Communities at the Ogun State border with Benin Republic, are demanding a quota for their jobless youths in the ongoing recruitment of new personnel by the Nigeria Customs Service. Traditional rulers in the communities, says the proposed quota will create jobs for their youths, and help to reduce the spate of smuggling activities across Nigeria-Benin border in the axis. Comptroller of Ogun one command of Nigeria Customs in Ogun State, Dike Nnamdi said the request was made during his visit to several communities in Ogun West to mobilize support against the rising cases of smuggling across borders in the area.

The comptroller, addressing a news conference at Idiroko, said his command had forwarded their requests to the customs headquarters in Abuja.
The customs comptroller also said the customs patrol no longer shoot sporadically while chasing smugglers across the border communities to avoid casualties. According to Nnamdi, the advice of Governor Dapo Abiodun to the customs to stop shooting within the communities while chasing smugglers has brought a new lease of life in the area.

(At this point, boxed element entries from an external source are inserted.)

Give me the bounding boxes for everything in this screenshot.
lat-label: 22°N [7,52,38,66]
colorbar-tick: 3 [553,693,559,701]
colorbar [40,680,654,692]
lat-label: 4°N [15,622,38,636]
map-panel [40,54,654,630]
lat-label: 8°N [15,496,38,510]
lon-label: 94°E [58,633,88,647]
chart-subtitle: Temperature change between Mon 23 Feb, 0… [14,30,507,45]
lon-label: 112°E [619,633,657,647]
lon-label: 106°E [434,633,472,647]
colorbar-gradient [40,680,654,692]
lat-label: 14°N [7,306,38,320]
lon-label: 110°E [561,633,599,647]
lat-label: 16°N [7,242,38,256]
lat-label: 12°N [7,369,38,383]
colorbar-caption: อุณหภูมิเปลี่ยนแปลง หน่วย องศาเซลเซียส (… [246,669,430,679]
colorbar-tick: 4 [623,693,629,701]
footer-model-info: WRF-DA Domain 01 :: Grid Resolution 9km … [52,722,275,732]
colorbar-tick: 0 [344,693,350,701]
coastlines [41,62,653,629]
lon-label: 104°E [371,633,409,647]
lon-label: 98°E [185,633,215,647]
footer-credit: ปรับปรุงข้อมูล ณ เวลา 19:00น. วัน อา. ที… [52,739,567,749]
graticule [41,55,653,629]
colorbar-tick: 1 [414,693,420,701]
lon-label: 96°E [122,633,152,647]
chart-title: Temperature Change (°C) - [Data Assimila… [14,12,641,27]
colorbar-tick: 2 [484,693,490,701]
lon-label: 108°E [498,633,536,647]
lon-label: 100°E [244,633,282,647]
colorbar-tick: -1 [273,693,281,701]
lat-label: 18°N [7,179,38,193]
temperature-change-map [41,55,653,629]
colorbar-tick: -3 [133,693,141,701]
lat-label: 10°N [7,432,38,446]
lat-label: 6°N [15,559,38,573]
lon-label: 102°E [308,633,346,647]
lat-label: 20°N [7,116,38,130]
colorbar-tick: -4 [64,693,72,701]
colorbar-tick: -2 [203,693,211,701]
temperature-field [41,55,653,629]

He also announced that the command realized revenue totaling N43.9 million from the auction sale of seized petroleum products and scrap metals between January 2021 and January this year.
A total of 1,389 seizures of contraband were made by the command during the period with a duty paid value of N1.37 billion, raising the grand total for the period at N1.48 billion.
Items impounded by the command included 60,766 bags of 50 kilogramme of smuggled Rice, 27 used vehicles, 258 units of means of conveyance and foreign used. Other items seized during the period were poultry products, used tyres, second hand clothing, dangerous drugs, palm oil, assorted soaps and creams, vegetable oils.

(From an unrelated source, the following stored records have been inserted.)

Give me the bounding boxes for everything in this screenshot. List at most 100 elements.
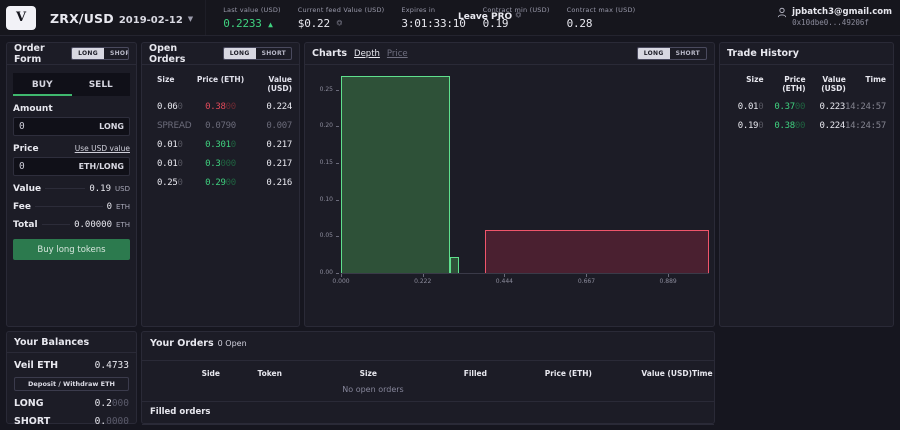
summary-value: 0.19	[89, 184, 112, 194]
use-usd-value-link[interactable]: Use USD value	[74, 144, 130, 153]
price-input[interactable]: 0 ETH/LONG	[13, 157, 130, 176]
summary-value: 0.00000	[74, 220, 113, 230]
stat-value: $0.22 ⏣	[297, 16, 343, 30]
chevron-down-icon[interactable]: ▼	[187, 14, 194, 23]
cell-value: 0.224	[266, 102, 292, 112]
stat-last-value: Last value (USD) 0.2233 ▲	[223, 6, 281, 30]
toggle-long[interactable]: LONG	[223, 48, 256, 59]
column-header-price: Price (ETH)	[196, 75, 245, 84]
cell-size: 0.010	[157, 140, 183, 150]
divider	[142, 401, 714, 402]
tab-depth[interactable]: Depth	[354, 48, 380, 59]
toggle-long[interactable]: LONG	[72, 48, 104, 59]
y-axis-tick-label: 0.10	[319, 195, 333, 203]
cell-spread-price: 0.0790	[205, 121, 236, 131]
tab-sell[interactable]: SELL	[88, 80, 113, 90]
cell-value: 0.224	[819, 121, 846, 131]
cell-price: 0.3700	[774, 102, 806, 112]
y-axis-tick-label: 0.00	[319, 269, 333, 276]
toggle-short[interactable]: SHORT	[109, 50, 128, 57]
leave-pro-link[interactable]: Leave PRO ⏣	[458, 11, 521, 22]
cell-size: 0.250	[157, 178, 183, 188]
external-link-icon[interactable]: ⏣	[336, 18, 343, 27]
stat-label: Expires in	[401, 5, 436, 14]
column-header-value: Value (USD)	[641, 369, 692, 378]
balance-row-veil-eth: Veil ETH 0.4733	[14, 360, 129, 371]
toggle-short[interactable]: SHORT	[261, 50, 286, 57]
column-header-size: Size	[746, 75, 764, 84]
your-orders-header: Your Orders 0 Open	[142, 332, 714, 353]
depth-ask-area	[484, 230, 709, 273]
summary-unit: USD	[115, 185, 130, 193]
cell-price: 0.3800	[205, 102, 236, 112]
x-axis-line	[341, 273, 709, 274]
depth-bid-area	[341, 76, 450, 273]
table-row[interactable]: 0.060 0.3800 0.224	[149, 102, 292, 112]
amount-input[interactable]: 0 LONG	[13, 117, 130, 136]
table-row-spread: SPREAD 0.0790 0.007	[149, 121, 292, 131]
balance-key: Veil ETH	[14, 360, 59, 371]
y-axis-tick-mark	[336, 126, 339, 128]
market-pair-selector[interactable]: ZRX/USD 2019-02-12 ▼	[50, 0, 207, 36]
summary-row-fee: Fee 0 ETH	[13, 202, 130, 212]
stat-label: Current feed Value (USD)	[297, 5, 385, 14]
toggle-long[interactable]: LONG	[637, 48, 670, 59]
balance-value: 0.4733	[94, 360, 129, 371]
stat-current-feed-value: Current feed Value (USD) $0.22 ⏣	[298, 6, 385, 30]
cell-price: 0.2900	[205, 178, 236, 188]
open-orders-count: 0 Open	[217, 339, 247, 348]
cell-time: 14:24:57	[845, 102, 886, 112]
stat-value: 0.19	[482, 16, 509, 30]
balance-value: 0.2000	[94, 398, 129, 409]
balance-row-long: LONG 0.2000	[14, 398, 129, 409]
table-row[interactable]: 0.010 0.3000 0.217	[149, 159, 292, 169]
y-axis-tick-mark	[336, 163, 339, 164]
balance-value: 0.0000	[94, 416, 129, 427]
summary-unit: ETH	[116, 203, 130, 211]
price-suffix: ETH/LONG	[78, 162, 124, 171]
balances-panel: Your Balances Veil ETH 0.4733 Deposit / …	[6, 331, 137, 427]
trade-history-panel: Trade History Size Price (ETH) Value (US…	[719, 42, 894, 327]
column-header-time: Time	[692, 369, 713, 378]
amount-label: Amount	[13, 104, 53, 114]
summary-row-value: Value 0.19 USD	[13, 184, 130, 194]
y-axis-tick-label: 0.20	[319, 122, 333, 130]
divider	[142, 424, 714, 425]
table-row[interactable]: 0.010 0.3010 0.217	[149, 140, 292, 150]
trade-history-table: Size Price (ETH) Value (USD) Time 0.010 …	[720, 75, 893, 131]
table-header-row: Size Price (ETH) Value (USD) Time	[727, 75, 886, 93]
account-address: 0x10dbe0...49206f	[792, 17, 869, 27]
toggle-short[interactable]: SHORT	[675, 50, 700, 57]
charts-long-short-toggle[interactable]: LONG SHORT	[636, 47, 707, 60]
amount-suffix: LONG	[99, 122, 124, 131]
arrow-up-icon: ▲	[268, 19, 273, 29]
x-axis-tick-mark	[504, 274, 506, 277]
stat-value: 0.28	[566, 16, 593, 30]
y-axis-tick-mark	[336, 273, 339, 274]
tab-price[interactable]: Price	[386, 48, 408, 59]
buy-long-tokens-button[interactable]: Buy long tokens	[13, 239, 130, 260]
stat-label: Contract min (USD)	[482, 5, 550, 14]
summary-leader	[45, 188, 86, 189]
panel-title: Your Orders	[150, 338, 214, 349]
table-header-row: Size Price (ETH) Value (USD)	[149, 75, 292, 93]
x-axis-tick-mark	[668, 274, 670, 277]
your-orders-panel: Your Orders 0 Open Side Token Size Fille…	[141, 331, 715, 425]
summary-key: Fee	[13, 202, 31, 212]
depth-bid-area	[449, 256, 459, 273]
account-menu[interactable]: jpbatch3@gmail.com 0x10dbe0...49206f	[777, 7, 892, 27]
x-axis-tick-mark	[422, 274, 424, 277]
open-orders-long-short-toggle[interactable]: LONG SHORT	[222, 47, 292, 60]
y-axis-tick-label: 0.05	[319, 232, 333, 240]
active-tab-underline	[13, 93, 72, 96]
price-label: Price	[13, 144, 39, 154]
deposit-withdraw-eth-button[interactable]: Deposit / Withdraw ETH	[14, 377, 129, 391]
table-row[interactable]: 0.250 0.2900 0.216	[149, 178, 292, 188]
x-axis-tick-label: 0.222	[414, 278, 432, 285]
leave-pro-label: Leave PRO	[458, 12, 513, 22]
x-axis-tick-label: 0.667	[577, 278, 596, 285]
order-form-long-short-toggle[interactable]: LONG SHORT	[71, 47, 129, 60]
y-axis-tick-mark	[336, 236, 339, 238]
charts-panel: Charts Depth Price LONG SHORT 0.00 0.05 0.…	[304, 42, 715, 327]
tab-buy[interactable]: BUY	[31, 80, 53, 90]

Meanwhile, residents and traders in the Ogun State border with Benin Republic at Idiroko, have pleaded for the re-opening of the border. They said the border shut since August 20, 2019, is inflicting untold economic hardship on them and killing businesses in the area.
The residents, speaking to newsmen on Monday in Idi Iroko, said the border closure had resulted into the loss of jobs and relocation of businesses elsewhere.

Their spokesman, Alhaji Tajudeen Adetayo, said the indiscriminate erection of barricades by armed customs and other security officers and extortion, is scaring investors away and killing genuine businesses. He also complains that the ban of sales of petrol within a 20-kilometer radius of the border communities since November 6, 2019 had fueled the smuggling of petrol into the axis. Adetayo also accused armed security personnels of raiding homes at night, harassing women in the guise of searching for smuggled items. General Secretary of Federation of Informal Workers Organisation of Nigeria (FIWON) Gbenga Komolafe who also addressed newsmen also called for the immediate lift of ban on the sale of petroleum products in the border communities in the absence of electricity supply in some of the areas.